Smoke 'em if you got 'em.

Updated: Oct 7, 2020



There's so much money in legal marijuana that even employers on the periphery have money to burn ... on really bad legal arguments.


Helix TSC, Inc. provides armed security guards, inventory control, and compliance services to the legalized marijuana industry in Colorado. One of its security guards filed a collective action lawsuit against the company, alleging that it had misclassified him and other employees as exempt under the Fair Labor Standards Act (FLSA) -- and then improperly failed to pay them overtime when they worked more than 40 hours in a week.
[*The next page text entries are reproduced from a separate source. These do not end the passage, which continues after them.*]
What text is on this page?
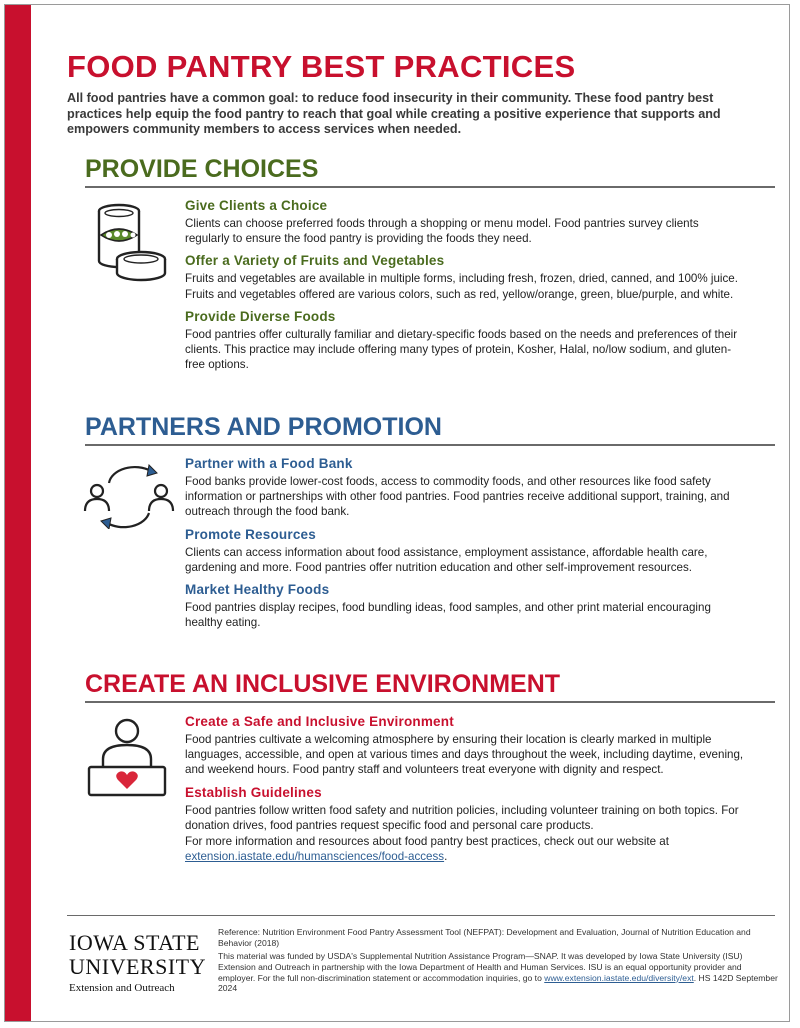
FOOD PANTRY BEST PRACTICES

All food pantries have a common goal: to reduce food insecurity in their community. These food pantry best practices help equip the food pantry to reach that goal while creating a positive experience that supports and empowers community members to access services when needed.

PROVIDE CHOICES

Give Clients a Choice

Clients can choose preferred foods through a shopping or menu model. Food pantries survey clients regularly to ensure the food pantry is providing the foods they need.

Offer a Variety of Fruits and Vegetables

Fruits and vegetables are available in multiple forms, including fresh, frozen, dried, canned, and 100% juice. Fruits and vegetables offered are various colors, such as red, yellow/orange, green, blue/purple, and white.

Provide Diverse Foods

Food pantries offer culturally familiar and dietary-specific foods based on the needs and preferences of their clients. This practice may include offering many types of protein, Kosher, Halal, no/low sodium, and gluten-free options.

PARTNERS AND PROMOTION

Partner with a Food Bank

Food banks provide lower-cost foods, access to commodity foods, and other resources like food safety information or partnerships with other food pantries. Food pantries receive additional support, training, and outreach through the food bank.

Promote Resources

Clients can access information about food assistance, employment assistance, affordable health care, gardening and more. Food pantries offer nutrition education and other self-improvement resources.

Market Healthy Foods

Food pantries display recipes, food bundling ideas, food samples, and other print material encouraging healthy eating.

CREATE AN INCLUSIVE ENVIRONMENT

Create a Safe and Inclusive Environment

Food pantries cultivate a welcoming atmosphere by ensuring their location is clearly marked in multiple languages, accessible, and open at various times and days throughout the week, including daytime, evening, and weekend hours. Food pantry staff and volunteers treat everyone with dignity and respect.

Establish Guidelines

Food pantries follow written food safety and nutrition policies, including volunteer training on both topics. For donation drives, food pantries request specific food and personal care products.

For more information and resources about food pantry best practices, check out our website at
extension.iastate.edu/humansciences/food-access.

IOWA STATE
UNIVERSITY
Extension and Outreach

Reference: Nutrition Environment Food Pantry Assessment Tool (NEFPAT): Development and Evaluation, Journal of Nutrition Education and Behavior (2018)

This material was funded by USDA's Supplemental Nutrition Assistance Program—SNAP. It was developed by Iowa State University (ISU) Extension and Outreach in partnership with the Iowa Department of Health and Human Services. ISU is an equal opportunity provider and employer. For the full non-discrimination statement or accommodation inquiries, go to www.extension.iastate.edu/diversity/ext. HS 142D September 2024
Helix cooked up a spectacularly losing argument in defense; getting smoked at every stage of the way before finally running out of fire on the courthouse steps of the U.S. Supreme Court.


The company actually argued that, because it already was engaged in activity that was illegal under one federal law (the Controlled Substances Act), its employees could not claim protections under another federal law (the FLSA)! In the company's own words, the:


protections of federal law ... are simply unavailable to an individual or business choosing

to participate in an industry that is criminalized under federal law.
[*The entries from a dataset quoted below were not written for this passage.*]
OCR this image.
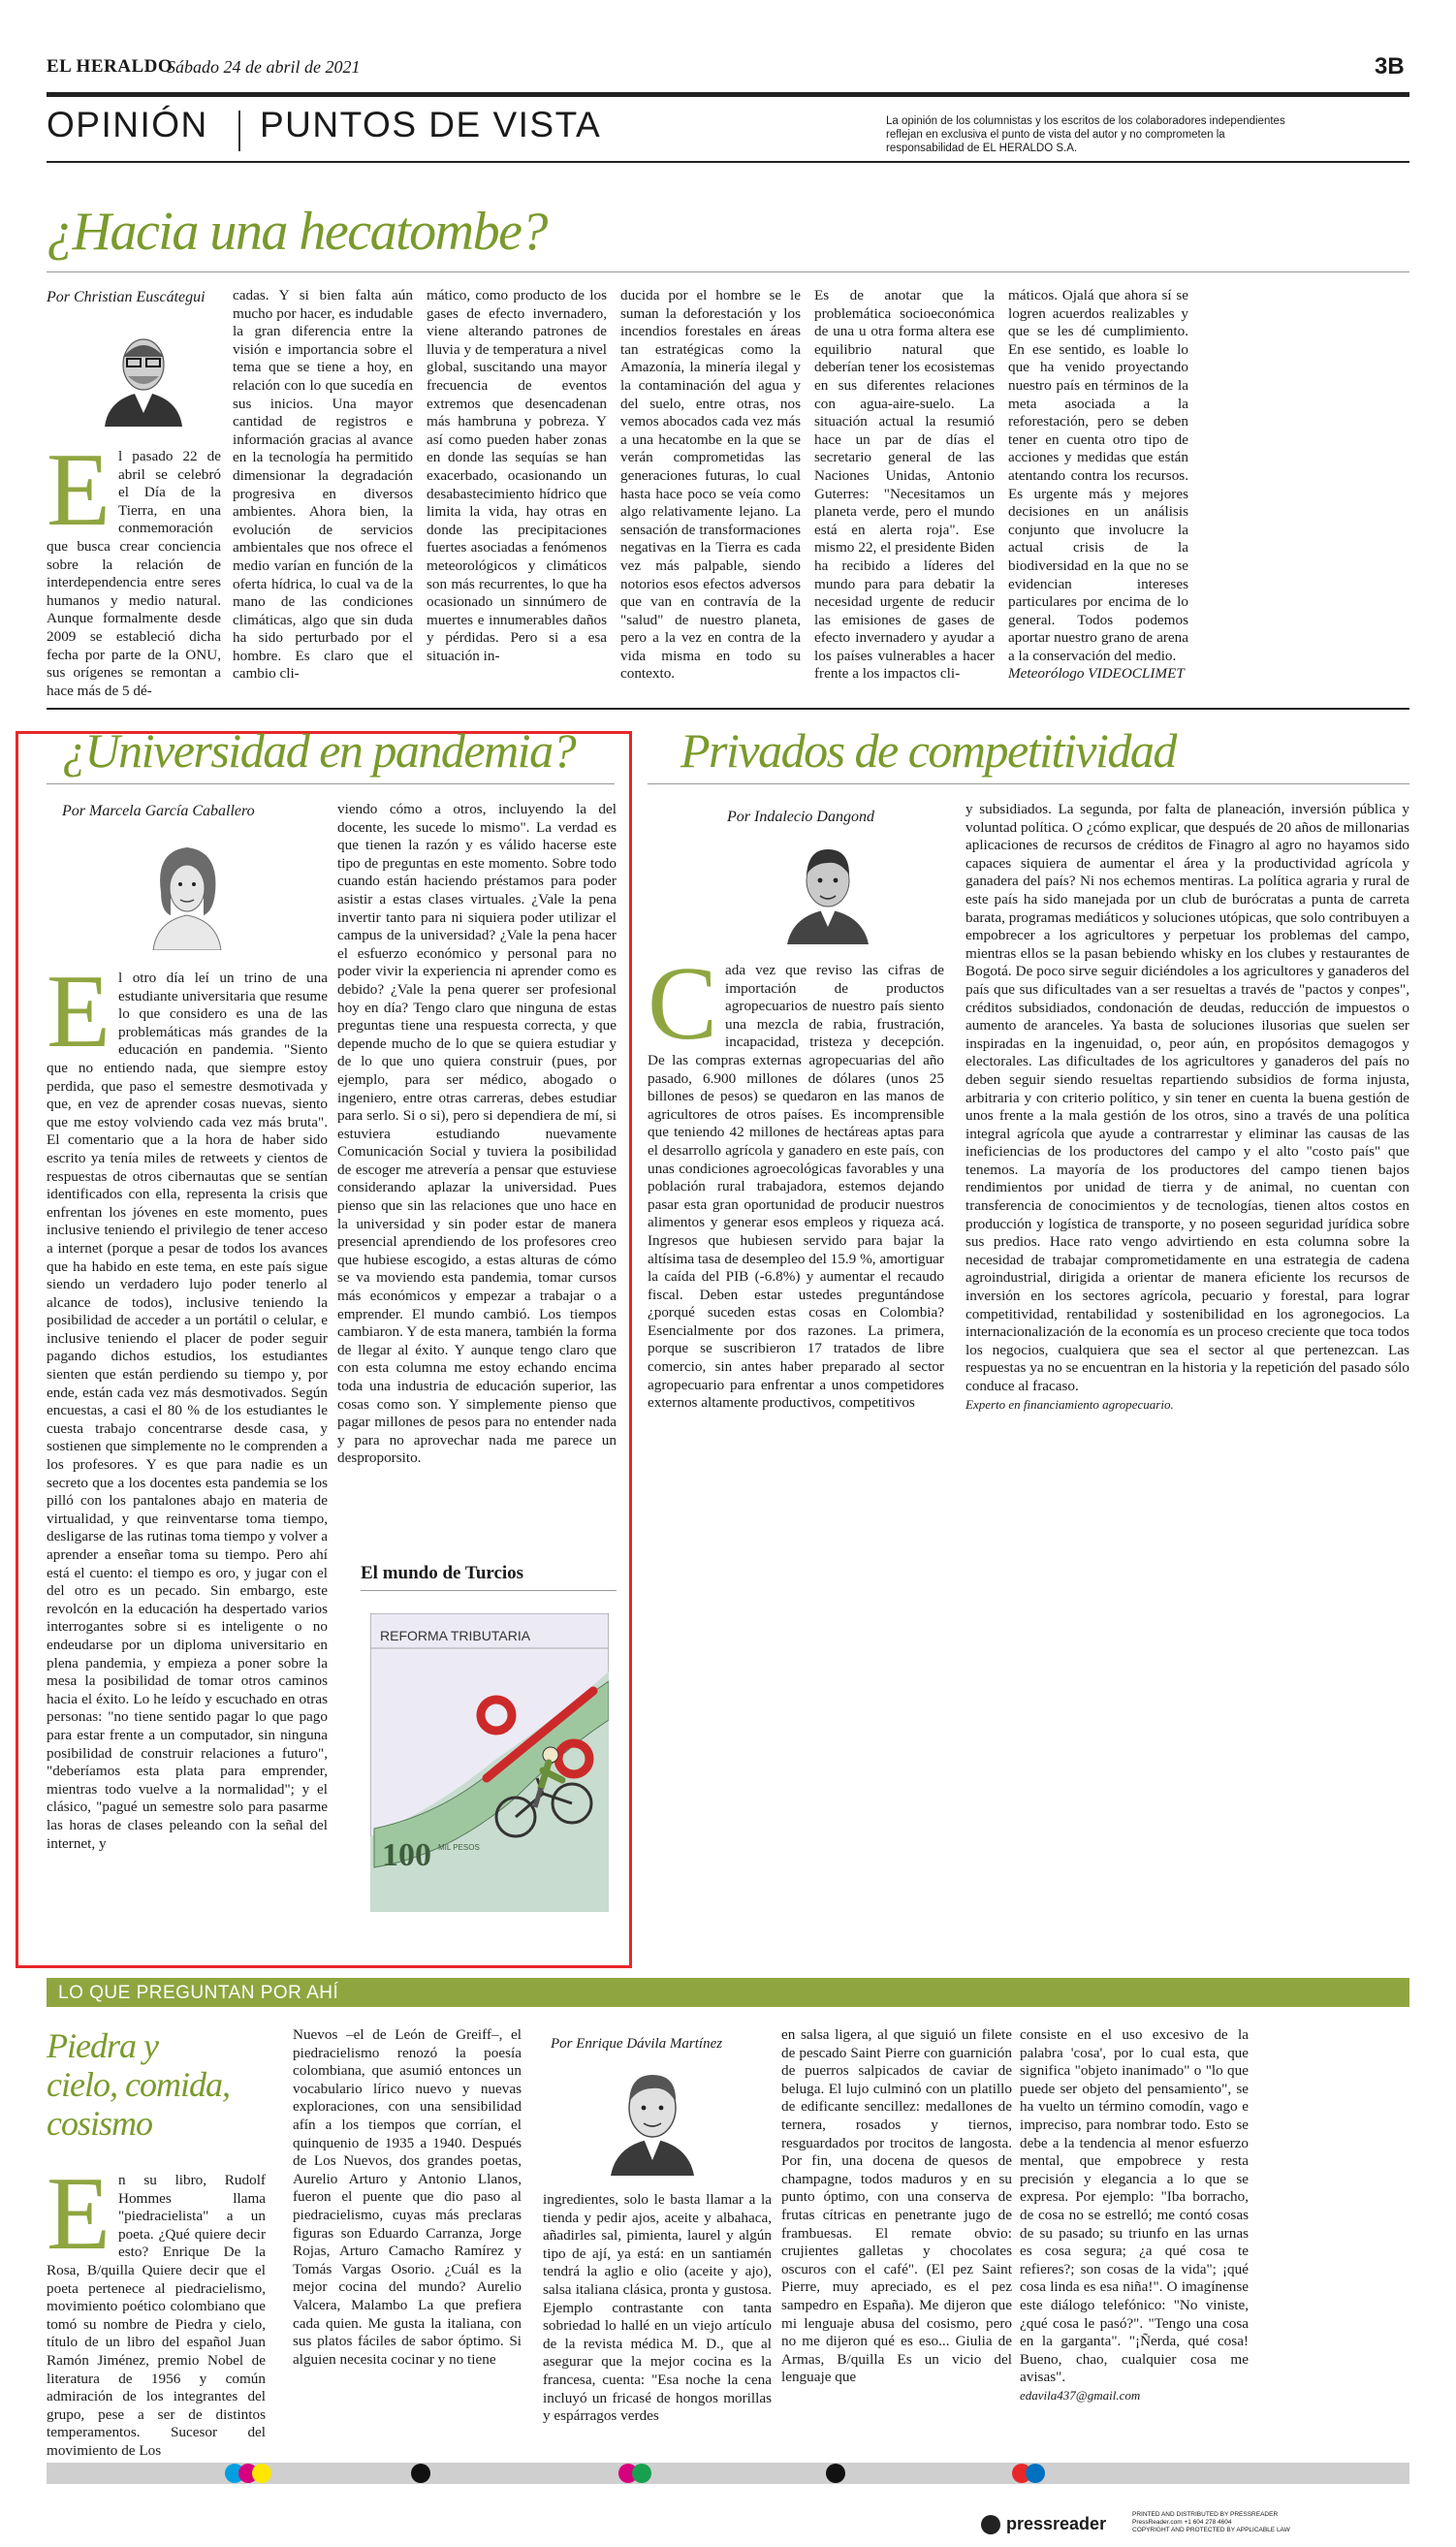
EL HERALDO
Sábado 24 de abril de 2021	3B
OPINIÓN PUNTOS DE VISTA	La opinión de los columnistas y los escritos de los colaboradores independientes reflejan en exclusiva el punto de vista del autor y no comprometen la responsabilidad de EL HERALDO S.A.
¿Hacia una hecatombe?
Por Christian Euscátegui
E l pasado 22 de abril se celebró el Día de la Tierra, en una conmemoración que busca crear conciencia sobre la relación de interdependencia entre seres humanos y medio natural. Aunque formalmente desde 2009 se estableció dicha fecha por parte de la ONU, sus orígenes se remontan a hace más de 5 dé-
cadas. Y si bien falta aún mucho por hacer, es indudable la gran diferencia entre la visión e importancia sobre el tema que se tiene a hoy, en relación con lo que sucedía en sus inicios. Una mayor cantidad de registros e información gracias al avance en la tecnología ha permitido dimensionar la degradación progresiva en diversos ambientes. Ahora bien, la evolución de servicios ambientales que nos ofrece el medio varían en función de la oferta hídrica, lo cual va de la mano de las condiciones climáticas, algo que sin duda ha sido perturbado por el hombre. Es claro que el cambio cli-
mático, como producto de los gases de efecto invernadero, viene alterando patrones de lluvia y de temperatura a nivel global, suscitando una mayor frecuencia de eventos extremos que desencadenan más hambruna y pobreza. Y así como pueden haber zonas en donde las sequías se han exacerbado, ocasionando un desabastecimiento hídrico que limita la vida, hay otras en donde las precipitaciones fuertes asociadas a fenómenos meteorológicos y climáticos son más recurrentes, lo que ha ocasionado un sinnúmero de muertes e innumerables daños y pérdidas. Pero si a esa situación in-
ducida por el hombre se le suman la deforestación y los incendios forestales en áreas tan estratégicas como la Amazonía, la minería ilegal y la contaminación del agua y del suelo, entre otras, nos vemos abocados cada vez más a una hecatombe en la que se verán comprometidas las generaciones futuras, lo cual hasta hace poco se veía como algo relativamente lejano. La sensación de transformaciones negativas en la Tierra es cada vez más palpable, siendo notorios esos efectos adversos que van en contravía de la "salud" de nuestro planeta, pero a la vez en contra de la vida misma en todo su contexto.
Es de anotar que la problemática socioeconómica de una u otra forma altera ese equilibrio natural que deberían tener los ecosistemas en sus diferentes relaciones con agua-aire-suelo. La situación actual la resumió hace un par de días el secretario general de las Naciones Unidas, Antonio Guterres: "Necesitamos un planeta verde, pero el mundo está en alerta roja". Ese mismo 22, el presidente Biden ha recibido a líderes del mundo para para debatir la necesidad urgente de reducir las emisiones de gases de efecto invernadero y ayudar a los países vulnerables a hacer frente a los impactos cli-
máticos. Ojalá que ahora sí se logren acuerdos realizables y que se les dé cumplimiento. En ese sentido, es loable lo que ha venido proyectando nuestro país en términos de la meta asociada a la reforestación, pero se deben tener en cuenta otro tipo de acciones y medidas que están atentando contra los recursos. Es urgente más y mejores decisiones en un análisis conjunto que involucre la actual crisis de la biodiversidad en la que no se evidencian intereses particulares por encima de lo general. Todos podemos aportar nuestro grano de arena a la conservación del medio.
Meteorólogo VIDEOCLIMET
¿Universidad en pandemia?
Por Marcela García Caballero
E l otro día leí un trino de una estudiante universitaria que resume lo que considero es una de las problemáticas más grandes de la educación en pandemia. "Siento que no entiendo nada, que siempre estoy perdida, que paso el semestre desmotivada y que, en vez de aprender cosas nuevas, siento que me estoy volviendo cada vez más bruta". El comentario que a la hora de haber sido escrito ya tenía miles de retweets y cientos de respuestas de otros cibernautas que se sentían identificados con ella, representa la crisis que enfrentan los jóvenes en este momento, pues inclusive teniendo el privilegio de tener acceso a internet (porque a pesar de todos los avances que ha habido en este tema, en este país sigue siendo un verdadero lujo poder tenerlo al alcance de todos), inclusive teniendo la posibilidad de acceder a un portátil o celular, e inclusive teniendo el placer de poder seguir pagando dichos estudios, los estudiantes sienten que están perdiendo su tiempo y, por ende, están cada vez más desmotivados. Según encuestas, a casi el 80 % de los estudiantes le cuesta trabajo concentrarse desde casa, y sostienen que simplemente no le comprenden a los profesores. Y es que para nadie es un secreto que a los docentes esta pandemia se los pilló con los pantalones abajo en materia de virtualidad, y que reinventarse toma tiempo, desligarse de las rutinas toma tiempo y volver a aprender a enseñar toma su tiempo. Pero ahí está el cuento: el tiempo es oro, y jugar con el del otro es un pecado. Sin embargo, este revolcón en la educación ha despertado varios interrogantes sobre si es inteligente o no endeudarse por un diploma universitario en plena pandemia, y empieza a poner sobre la mesa la posibilidad de tomar otros caminos hacia el éxito. Lo he leído y escuchado en otras personas: "no tiene sentido pagar lo que pago para estar frente a un computador, sin ninguna posibilidad de construir relaciones a futuro", "deberíamos esta plata para emprender, mientras todo vuelve a la normalidad"; y el clásico, "pagué un semestre solo para pasarme las horas de clases peleando con la señal del internet, y
viendo cómo a otros, incluyendo la del docente, les sucede lo mismo". La verdad es que tienen la razón y es válido hacerse este tipo de preguntas en este momento. Sobre todo cuando están haciendo préstamos para poder asistir a estas clases virtuales. ¿Vale la pena invertir tanto para ni siquiera poder utilizar el campus de la universidad? ¿Vale la pena hacer el esfuerzo económico y personal para no poder vivir la experiencia ni aprender como es debido? ¿Vale la pena querer ser profesional hoy en día? Tengo claro que ninguna de estas preguntas tiene una respuesta correcta, y que depende mucho de lo que se quiera estudiar y de lo que uno quiera construir (pues, por ejemplo, para ser médico, abogado o ingeniero, entre otras carreras, debes estudiar para serlo. Si o si), pero si dependiera de mí, si estuviera estudiando nuevamente Comunicación Social y tuviera la posibilidad de escoger me atrevería a pensar que estuviese considerando aplazar la universidad. Pues pienso que sin las relaciones que uno hace en la universidad y sin poder estar de manera presencial aprendiendo de los profesores creo que hubiese escogido, a estas alturas de cómo se va moviendo esta pandemia, tomar cursos más económicos y empezar a trabajar o a emprender. El mundo cambió. Los tiempos cambiaron. Y de esta manera, también la forma de llegar al éxito. Y aunque tengo claro que con esta columna me estoy echando encima toda una industria de educación superior, las cosas como son. Y simplemente pienso que pagar millones de pesos para no entender nada y para no aprovechar nada me parece un desproporsito.
El mundo de Turcios
REFORMA TRIBUTARIA
100 MIL PESOS
Privados de competitividad
Por Indalecio Dangond
C ada vez que reviso las cifras de importación de productos agropecuarios de nuestro país siento una mezcla de rabia, frustración, incapacidad, tristeza y decepción. De las compras externas agropecuarias del año pasado, 6.900 millones de dólares (unos 25 billones de pesos) se quedaron en las manos de agricultores de otros países. Es incomprensible que teniendo 42 millones de hectáreas aptas para el desarrollo agrícola y ganadero en este país, con unas condiciones agroecológicas favorables y una población rural trabajadora, estemos dejando pasar esta gran oportunidad de producir nuestros alimentos y generar esos empleos y riqueza acá. Ingresos que hubiesen servido para bajar la altísima tasa de desempleo del 15.9 %, amortiguar la caída del PIB (-6.8%) y aumentar el recaudo fiscal. Deben estar ustedes preguntándose ¿porqué suceden estas cosas en Colombia? Esencialmente por dos razones. La primera, porque se suscribieron 17 tratados de libre comercio, sin antes haber preparado al sector agropecuario para enfrentar a unos competidores externos altamente productivos, competitivos
y subsidiados. La segunda, por falta de planeación, inversión pública y voluntad política. O ¿cómo explicar, que después de 20 años de millonarias aplicaciones de recursos de créditos de Finagro al agro no hayamos sido capaces siquiera de aumentar el área y la productividad agrícola y ganadera del país? Ni nos echemos mentiras. La política agraria y rural de este país ha sido manejada por un club de burócratas a punta de carreta barata, programas mediáticos y soluciones utópicas, que solo contribuyen a empobrecer a los agricultores y perpetuar los problemas del campo, mientras ellos se la pasan bebiendo whisky en los clubes y restaurantes de Bogotá. De poco sirve seguir diciéndoles a los agricultores y ganaderos del país que sus dificultades van a ser resueltas a través de "pactos y conpes", créditos subsidiados, condonación de deudas, reducción de impuestos o aumento de aranceles. Ya basta de soluciones ilusorias que suelen ser inspiradas en la ingenuidad, o, peor aún, en propósitos demagogos y electorales. Las dificultades de los agricultores y ganaderos del país no deben seguir siendo resueltas repartiendo subsidios de forma injusta, arbitraria y con criterio político, y sin tener en cuenta la buena gestión de unos frente a la mala gestión de los otros, sino a través de una política integral agrícola que ayude a contrarrestar y eliminar las causas de las ineficiencias de los productores del campo y el alto "costo país" que tenemos. La mayoría de los productores del campo tienen bajos rendimientos por unidad de tierra y de animal, no cuentan con transferencia de conocimientos y de tecnologías, tienen altos costos en producción y logística de transporte, y no poseen seguridad jurídica sobre sus predios. Hace rato vengo advirtiendo en esta columna sobre la necesidad de trabajar comprometidamente en una estrategia de cadena agroindustrial, dirigida a orientar de manera eficiente los recursos de inversión en los sectores agrícola, pecuario y forestal, para lograr competitividad, rentabilidad y sostenibilidad en los agronegocios. La internacionalización de la economía es un proceso creciente que toca todos los negocios, cualquiera que sea el sector al que pertenezcan. Las respuestas ya no se encuentran en la historia y la repetición del pasado sólo conduce al fracaso.
Experto en financiamiento agropecuario.
LO QUE PREGUNTAN POR AHÍ
Piedra y
cielo, comida,
cosismo
E n su libro, Rudolf Hommes llama "piedracielista" a un poeta. ¿Qué quiere decir esto? Enrique De la Rosa, B/quilla Quiere decir que el poeta pertenece al piedracielismo, movimiento poético colombiano que tomó su nombre de Piedra y cielo, título de un libro del español Juan Ramón Jiménez, premio Nobel de literatura de 1956 y común admiración de los integrantes del grupo, pese a ser de distintos temperamentos. Sucesor del movimiento de Los
Nuevos –el de León de Greiff–, el piedracielismo renozó la poesía colombiana, que asumió entonces un vocabulario lírico nuevo y nuevas exploraciones, con una sensibilidad afín a los tiempos que corrían, el quinquenio de 1935 a 1940. Después de Los Nuevos, dos grandes poetas, Aurelio Arturo y Antonio Llanos, fueron el puente que dio paso al piedracielismo, cuyas más preclaras figuras son Eduardo Carranza, Jorge Rojas, Arturo Camacho Ramírez y Tomás Vargas Osorio. ¿Cuál es la mejor cocina del mundo? Aurelio Valcera, Malambo La que prefiera cada quien. Me gusta la italiana, con sus platos fáciles de sabor óptimo. Si alguien necesita cocinar y no tiene
Por Enrique Dávila Martínez
ingredientes, solo le basta llamar a la tienda y pedir ajos, aceite y albahaca, añadirles sal, pimienta, laurel y algún tipo de ají, ya está: en un santiamén tendrá la aglio e olio (aceite y ajo), salsa italiana clásica, pronta y gustosa. Ejemplo contrastante con tanta sobriedad lo hallé en un viejo artículo de la revista médica M. D., que al asegurar que la mejor cocina es la francesa, cuenta: "Esa noche la cena incluyó un fricasé de hongos morillas y espárragos verdes
en salsa ligera, al que siguió un filete de pescado Saint Pierre con guarnición de puerros salpicados de caviar de beluga. El lujo culminó con un platillo de edificante sencillez: medallones de ternera, rosados y tiernos, resguardados por trocitos de langosta. Por fin, una docena de quesos de champagne, todos maduros y en su punto óptimo, con una conserva de frutas cítricas en penetrante jugo de frambuesas. El remate obvio: crujientes galletas y chocolates oscuros con el café". (El pez Saint Pierre, muy apreciado, es el pez sampedro en España). Me dijeron que mi lenguaje abusa del cosismo, pero no me dijeron qué es eso... Giulia de Armas, B/quilla Es un vicio del lenguaje que
consiste en el uso excesivo de la palabra 'cosa', por lo cual esta, que significa "objeto inanimado" o "lo que puede ser objeto del pensamiento", se ha vuelto un término comodín, vago e impreciso, para nombrar todo. Esto se debe a la tendencia al menor esfuerzo mental, que empobrece y resta precisión y elegancia a lo que se expresa. Por ejemplo: "Iba borracho, de cosa no se estrelló; me contó cosas de su pasado; su triunfo en las urnas es cosa segura; ¿a qué cosa te refieres?; son cosas de la vida"; ¡qué cosa linda es esa niña!". O imagínense este diálogo telefónico: "No viniste, ¿qué cosa le pasó?". "Tengo una cosa en la garganta". "¡Ñerda, qué cosa! Bueno, chao, cualquier cosa me avisas".
edavila437@gmail.com
pressreader	PRINTED AND DISTRIBUTED BY PRESSREADER
PressReader.com +1 604 278 4604
COPYRIGHT AND PROTECTED BY APPLICABLE LAW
The Trial Court rejected the company's half-baked argument, noting that “employers are not excused from complying with federal laws ... just because their business practices may violate federal law.” [I'm reminded here of Al Capone getting convicted for evading federal taxes, not for running a criminal enterprise.] The court, however, looked to the precedent of other federal courts already finding FLSA violations by employers who improperly paid their illegal immigrant employees. Oblivious to good reason and good sense, Helix appealed. You will not be shocked to learn that the Appellate Court affirmed the trial court, rejecting the company’s “illegality defense” and similarly observing that “just because an Employer is violating one federal law, does not give it license to violate another.”


Ever more dazed and confused, Helix asked the U.S. Supreme Court to hear its ... um ... case. And they really outdid themselves here, suggesting that the Appellate Court's decision:


confers the same rights on a mule trafficking methamphetamine for a cartel in Oklahoma

as it does on a driver ferrying marijuana through the streets of Denver.


Yesterday, the Justices tersely declined Helix's invitation.


Note to attorneys defending employers in federal court: don't compare your client to a drug cartel ... and certainly not one in Oklahoma!


In any event, the case goes back to the trial court where Helix will have to defend its employees' claims on their merits.